Lahouel et al reported a case of a 32-year-old male with CML treated with nilotinib as his first line therapy (400 mg/d). The  patient reportedly developed diffuse hair loss in his frontal and bitemporal scalp and a significant loss of his eyebrows. The authors state that he had follicular papules and hair loss on the trunk and extensor surface of the upper and lower limbs. A biopsy of one of the limb papules showed a lichenoid change. The authors don’t provide images of the scalp hair loss nor histology of the scalp.  The histology of the limb papules seems supportive of a lichenoid folliculitis in the hair follicle – so a diagnosis of LPP seems to fit well. The patient was treated with topicial steroids and moisturizers.

Summary and Comment

It’s well known that Nilotinib can cause rashes. A meta-analysis of clinical trials evaluating Nilotinib revealed that rash occurs in 34.3% of patients, with high-grade rash present in 2.6%. The observation that tyrosine kinase inhibitors like nilotinib can cause scarring and non scarring hair loss is also not new. In fact, there are 9 prior patients reported in the medical literature that have shown these observations.

These two reports here add to the collective evidence that a lichenoid folliculitis may be a side effect of nilotinib. It seems that a range of hair follicle reactions are possible ranging from scalp LPP, body LPP, eyebrow loss, keratosis pilaris like changes on the arms, legs and abdomen.  These reactions occur about 1-3 months after starting the drug if they are going to occur.

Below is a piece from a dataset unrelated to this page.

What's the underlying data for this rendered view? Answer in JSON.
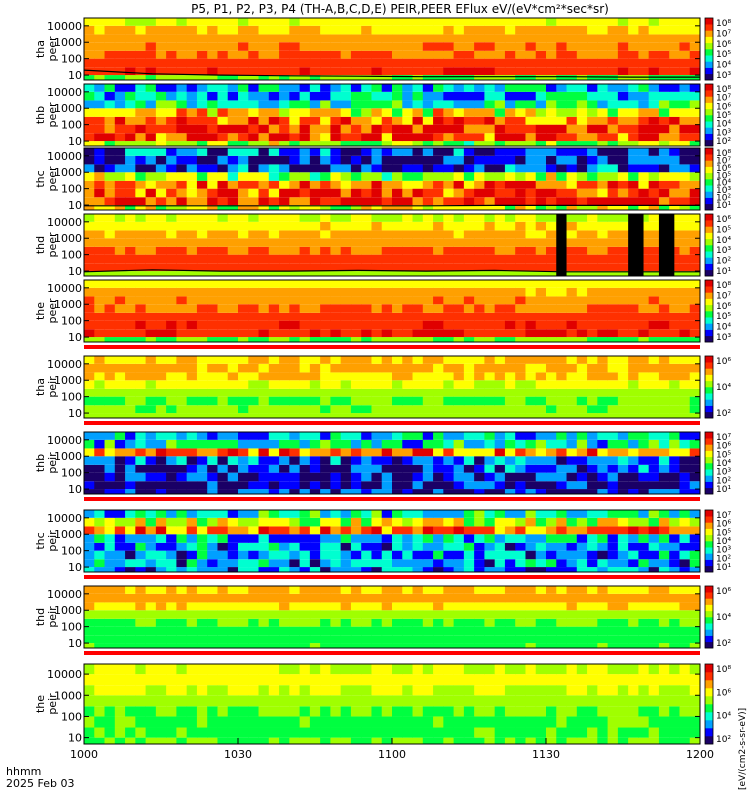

Stopping drugs is often the recommended plan whenever most drugs create a side effects. However, this is not possible with lifesaving drugs like the tyrosine kinase inhibitors which can dramatically change the survival of patients. Instead of stopping, treatment of the LPP with agents like doxycycline, hydroxychloroquine, topical steroids, topical retinoids is a possibility. The authors point out that one might need to be careful when using hydroxychloroquine with tyrosine kinase inhibitors given the potential of both to prolong the QTc interval. If one is going to use hydroxychloroquine, close EKG monitoring will be needed.

A biopsy is helpful in these cases and consultation with an expert dermatolopatholgist is helpful to help distinguish keratosis pilaris from lichen planopilaris. It seems that both morphologies are possible in patients treated with nilotinib.